Is repression of a language always required for it to be recovered during hypnosis? It does not seem to be the case if one examines another case study. Arvid Ås reports on an 18-year-old freshman at Stanford University who had spoken Swedish in Finland in his early years. Then, following his emigration to the United States with his mother and her remarriages, Swedish was no longer spoken in the home. He was about 8 years old at the time, and from then on, he simply didn't use it since he didn't need it.

When Ås met him and had hypnotic sessions with him, the young man maintained that he had forgotten Swedish entirely except for a couple of words. And yet, when he was age-regressed to first grade, he showed that he still remembered a good deal of Swedish. He also showed clear improvement in a Swedish language test given to him before and after hypnosis.

The third case study reported in the literature, that of Rosalie Footnick in France, simply replicated and confirmed the results obtained by Fromm and Ås. It would appear therefore that a "lost" language can indeed be recovered under hypnosis. A word of caution is needed, though: Studies that have produced negative results probably exist but have not been published. In addition, some people are not easily hypnotized, and age-regression may not be used in all situations.
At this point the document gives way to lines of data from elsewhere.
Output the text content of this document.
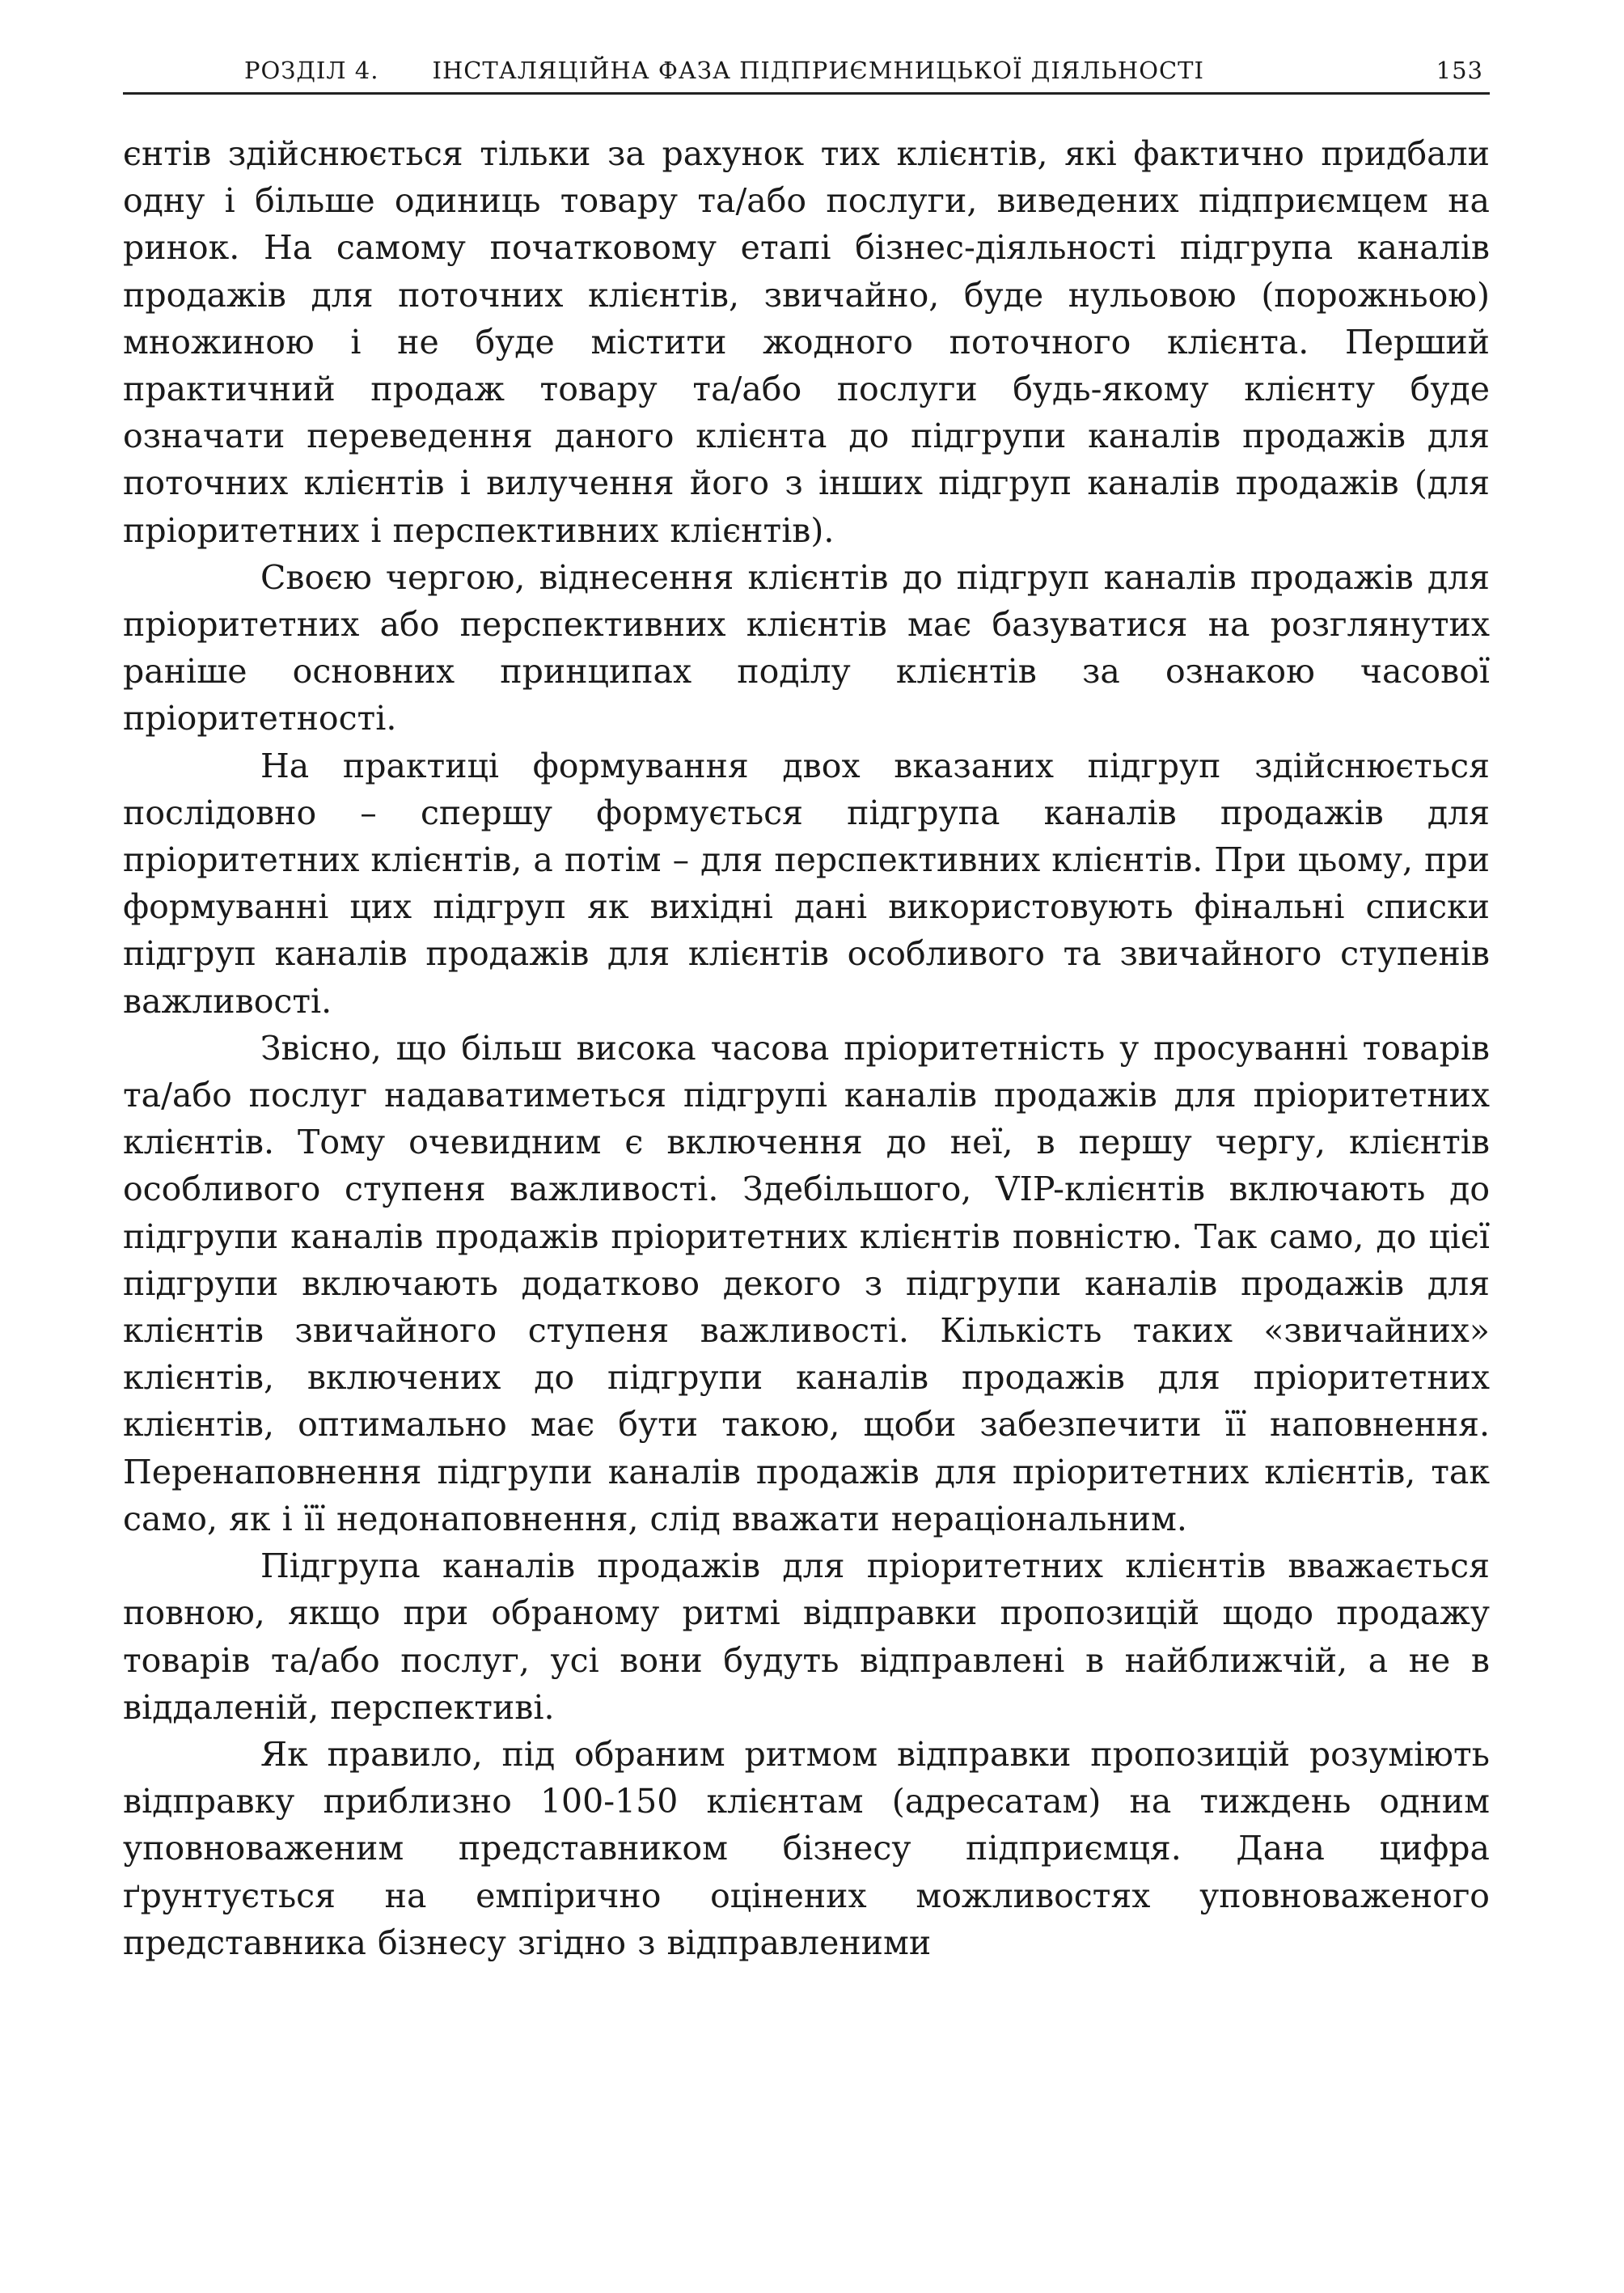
РОЗДІЛ 4. ІНСТАЛЯЦІЙНА ФАЗА ПІДПРИЄМНИЦЬКОЇ ДІЯЛЬНОСТІ	153

єнтів здійснюється тільки за рахунок тих клієнтів, які фактично придбали одну і більше одиниць товару та/або послуги, виведених підприємцем на ринок. На самому початковому етапі бізнес-діяльності підгрупа каналів продажів для поточних клієнтів, звичайно, буде нульовою (порожньою) множиною і не буде містити жодного поточного клієнта. Перший практичний продаж товару та/або послуги будь-якому клієнту буде означати переведення даного клієнта до підгрупи каналів продажів для поточних клієнтів і вилучення його з інших підгруп каналів продажів (для пріоритетних і перспективних клієнтів).

Своєю чергою, віднесення клієнтів до підгруп каналів продажів для пріоритетних або перспективних клієнтів має базуватися на розглянутих раніше основних принципах поділу клієнтів за ознакою часової пріоритетності.

На практиці формування двох вказаних підгруп здійснюється послідовно – спершу формується підгрупа каналів продажів для пріоритетних клієнтів, а потім – для перспективних клієнтів. При цьому, при формуванні цих підгруп як вихідні дані використовують фінальні списки підгруп каналів продажів для клієнтів особливого та звичайного ступенів важливості.

Звісно, що більш висока часова пріоритетність у просуванні товарів та/або послуг надаватиметься підгрупі каналів продажів для пріоритетних клієнтів. Тому очевидним є включення до неї, в першу чергу, клієнтів особливого ступеня важливості. Здебільшого, VIP-клієнтів включають до підгрупи каналів продажів пріоритетних клієнтів повністю. Так само, до цієї підгрупи включають додатково декого з підгрупи каналів продажів для клієнтів звичайного ступеня важливості. Кількість таких «звичайних» клієнтів, включених до підгрупи каналів продажів для пріоритетних клієнтів, оптимально має бути такою, щоби забезпечити її наповнення. Перенаповнення підгрупи каналів продажів для пріоритетних клієнтів, так само, як і її недонаповнення, слід вважати нераціональним.

Підгрупа каналів продажів для пріоритетних клієнтів вважається повною, якщо при обраному ритмі відправки пропозицій щодо продажу товарів та/або послуг, усі вони будуть відправлені в найближчій, а не в віддаленій, перспективі.

Як правило, під обраним ритмом відправки пропозицій розуміють відправку приблизно 100-150 клієнтам (адресатам) на тиждень одним уповноваженим представником бізнесу підприємця. Дана цифра ґрунтується на емпірично оцінених можливостях уповноваженого представника бізнесу згідно з відправленими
This said, and on a more personal note, were I younger, I'd love for someone to age-regress me to 10 years old and record me speaking Italian. I have always regretted having lost this beautiful language I spoke quite fluently as a child!

References

Ås, Arvid (1962). The recovery of forgotten language knowledge through hypnotic age regression: A case report. American Journal of Clinical Hypnosis, 5:1, 24-29.

Fromm, Erika (1970). Age regression with unexpected reappearance of a repressed childhood language. International Journal of Clinical and Experimental Hypnosis, 18:2, 79-88.

Footnick, Rosalie (2007). A hidden language: Recovery of a 'lost' language is triggered by hypnosis. In Language Attrition: Theoretical Perspectives, edited by Barbara Köpke, Monika S. Schmid, Merel Keijzer and Susan Dostert, pp. 169-187. Amsterdam: John Benjamins Publishing.